A compter du mardi 14 octobre, Microsoft ne proposera plus la moindre mise à jour pour son logiciel d’exploitation Windows 10. Cette décision, qui devrait accentuer les risques de cyberattaques pour des millions de ses utilisateurs, a été vivement critiquée par l’opinion publique.
Des centaines de millions d’utilisateurs concernés.

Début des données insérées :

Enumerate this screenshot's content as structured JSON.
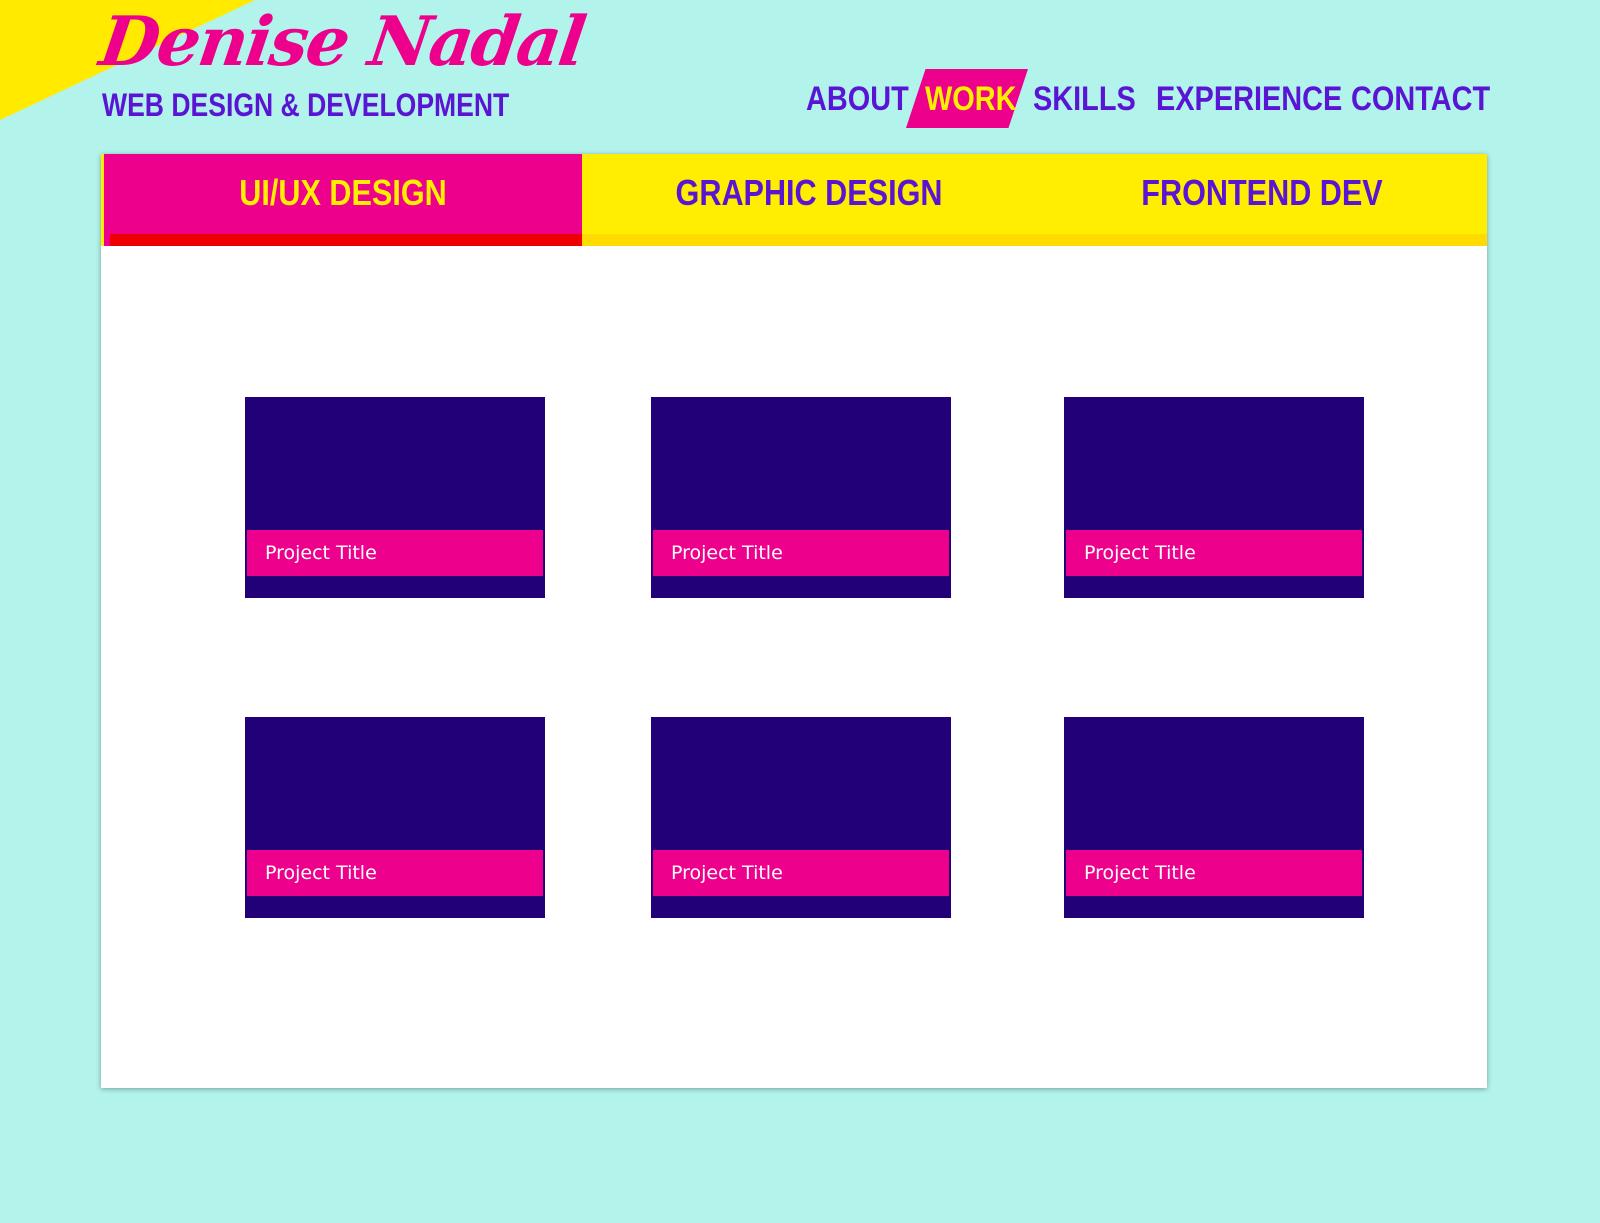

Microsoft a annoncé «la fin du support» pour son logiciel d’exploitation Windows 10 à compter du mardi 14 octobre.
Happy 10th birthday, Windows 10! 🥳
Windows 10 was launched on July 29, 2015.
Now, as it turns 10, Windows 10 is still remembered as one of Microsoft's most stable and loved operating systems.

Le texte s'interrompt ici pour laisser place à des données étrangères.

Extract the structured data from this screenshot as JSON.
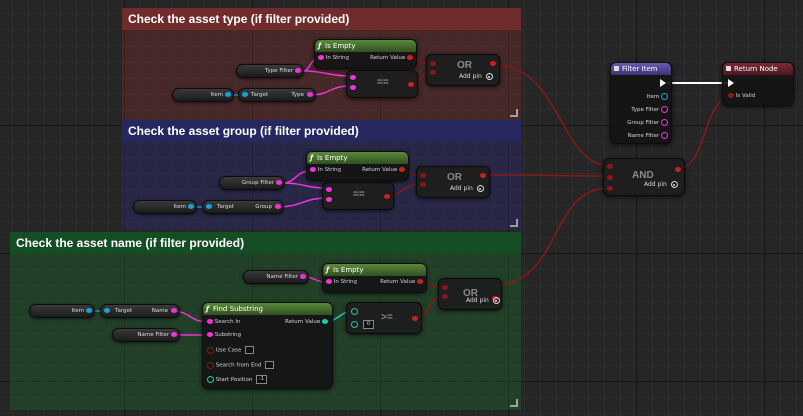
{
  "colors": {
    "comment_type": "#6b2c2c",
    "comment_group": "#2b2b6b",
    "comment_name": "#1e5a2c",
    "wire_exec": "#ffffff",
    "wire_bool": "#8a1818",
    "wire_string": "#f233d8",
    "wire_object": "#16a3d8",
    "wire_int": "#24c7a7"
  },
  "comments": {
    "asset_type": "Check the asset type (if filter provided)",
    "asset_group": "Check the asset group (if filter provided)",
    "asset_name": "Check the asset name (if filter provided)"
  },
  "type_section": {
    "var_type_filter": "Type Filter",
    "var_item": "Item",
    "get_target": "Target",
    "get_type": "Type",
    "is_empty_title": "Is Empty",
    "in_string": "In String",
    "return_value": "Return Value",
    "equals": "==",
    "or_label": "OR",
    "add_pin": "Add pin"
  },
  "group_section": {
    "var_group_filter": "Group Filter",
    "var_item": "Item",
    "get_target": "Target",
    "get_group": "Group",
    "is_empty_title": "Is Empty",
    "in_string": "In String",
    "return_value": "Return Value",
    "equals": "==",
    "or_label": "OR",
    "add_pin": "Add pin"
  },
  "name_section": {
    "var_name_filter_top": "Name Filter",
    "var_item": "Item",
    "get_target": "Target",
    "get_name": "Name",
    "var_name_filter_bottom": "Name Filter",
    "is_empty_title": "Is Empty",
    "in_string": "In String",
    "return_value": "Return Value",
    "find_substring_title": "Find Substring",
    "search_in": "Search In",
    "substring": "Substring",
    "use_case": "Use Case",
    "search_from_end": "Search from End",
    "start_position": "Start Position",
    "start_position_value": "-1",
    "find_return_value": "Return Value",
    "gte": ">=",
    "gte_b_value": "0",
    "or_label": "OR",
    "add_pin": "Add pin"
  },
  "and_node": {
    "label": "AND",
    "add_pin": "Add pin"
  },
  "filter_item": {
    "title": "Filter Item",
    "item": "Item",
    "type_filter": "Type Filter",
    "group_filter": "Group Filter",
    "name_filter": "Name Filter"
  },
  "return_node": {
    "title": "Return Node",
    "is_valid": "Is Valid"
  }
}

It brought back the Start menu, improved speed, and worked well on both old and new… pic.twitter.com/tyHRciVQR3— Windows Latest (@WindowsLatest) July 29, 2025
Dans les faits, cela signifie que le développeur ne fournira plus d’assistance technique, de mises à jour des fonctionnalités ou de mises à jour de sécurité à ces utilisateurs utilisant Windows 10 à partir de cette date.
Ces correctifs étaient destinés à «mettre régulièrement à jour le système d'exploitation, car il était devenu la cible de nombreuses cyberattaques», a détaillé Martin Kraemer, spécialiste de la sensibilisation à la sécurité au sein de l'entreprise américaine KnowBe4.

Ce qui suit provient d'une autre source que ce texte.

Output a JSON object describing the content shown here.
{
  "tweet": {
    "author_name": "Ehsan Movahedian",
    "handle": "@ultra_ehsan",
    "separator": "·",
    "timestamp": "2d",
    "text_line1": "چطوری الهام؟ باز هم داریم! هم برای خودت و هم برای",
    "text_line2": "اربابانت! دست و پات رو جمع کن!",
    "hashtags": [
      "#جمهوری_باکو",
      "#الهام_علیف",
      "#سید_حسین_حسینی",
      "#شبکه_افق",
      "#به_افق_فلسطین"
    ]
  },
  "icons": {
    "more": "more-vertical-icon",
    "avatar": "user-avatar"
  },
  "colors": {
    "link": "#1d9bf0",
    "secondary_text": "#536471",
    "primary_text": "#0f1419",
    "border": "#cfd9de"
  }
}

Dans une note en ligne, Microsoft a conseillé aux utilisateurs utilisant cette version lancée en 2015 de passer à Windows 11, disponible depuis 2021.
Face à l’incompatibilité rencontrée par certains ordinateurs pour passer de Windows 10 à Windows 11, Microsoft propose une formule de mises à jour étendues pour une durée d’un an au tarif de 30 dollars, soit 25,44 euros.
Une critique massive des associations de consommateurs
Aux États-Unis, l'association Consumer Reports a déploré le fait que «des ordinateurs incapables de faire fonctionner Windows 11 étaient encore disponibles à la vente en 2022 et 2023», risquant ainsi de devenir obsolètes trois ans après leur achat.
En France, une coalition de 22 associations, dont l'UFC-Que Choisir et Halte à l'obsolescence programmée (HOP), a lancé une pétition pour demander des mises à jour gratuites jusqu'en 2030.
Mais selon Consumer Reports, près de 650 millions de personnes à l'échelle mondiale utilisaient Windows 10 au mois d'août. D'après une autre association américaine, le Public Interest Research Group (PIRG), jusqu'à 400 millions d'ordinateurs seraient incompatibles avec Windows 11.
Une vulnérabilité accrue aux cyberattaques
Pour les utilisateurs qui ne peuvent pas passer à Windows 11 et qui continueraient à utiliser Windows 10 sans souscrire à l'extension de mises à jour Microsoft, les vulnérabilités face aux cyberattaques vont s'accroître.
«En ne recevant plus les mises à jour, vous n'êtes plus protégés contre les menaces cyber les plus récentes», a analysé Martin Kraemer. Si le danger est «très difficile» à quantifier, selon le spécialiste, il est certain que les utilisateurs de Windows 10 deviendront des cibles privilégiées pour les cyberattaquants en quête de failles de sécurité.
Les applications devraient également être concernées par ces vulnérabilités.
«Les fournisseurs d'applications comptent sur le fournisseur du système d'exploitation pour assurer certaines fonctionnalités et si celles-ci ne sont pas mises à jour, le fournisseur d'application ne peut pas s'assurer que son application continuera à fonctionner correctement», a affirmé Paddy Harrington, analyste au sein du cabinet américain Forrester.
«La solution temporaire» des logiciels antivirus
Interrogés au sujet de l'efficacité de logiciels antivirus, les experts ont souligné leur insuffisance face à un système d'exploitation non mis à jour. «Il y a une limite à la protection qu'ils peuvent offrir (...). C'est bien mieux que de ne rien faire, mais cela devrait être une solution temporaire, le temps de trouver une solution permanente», a anticipé Paddy Harrington.
Reste la possibilité de changer pour un autre système d'exploitation, en gardant son ordinateur. Des logiciels libres, tels que Linux, peuvent ainsi être utilisés, mais nécessitent d'être installés par l'utilisateur.
«Tant que vos applications supportent ce système d'exploitation et que vos outils de gestion et de sécurité le prennent en charge, c'est un bon choix», a conclu Paddy Harrington.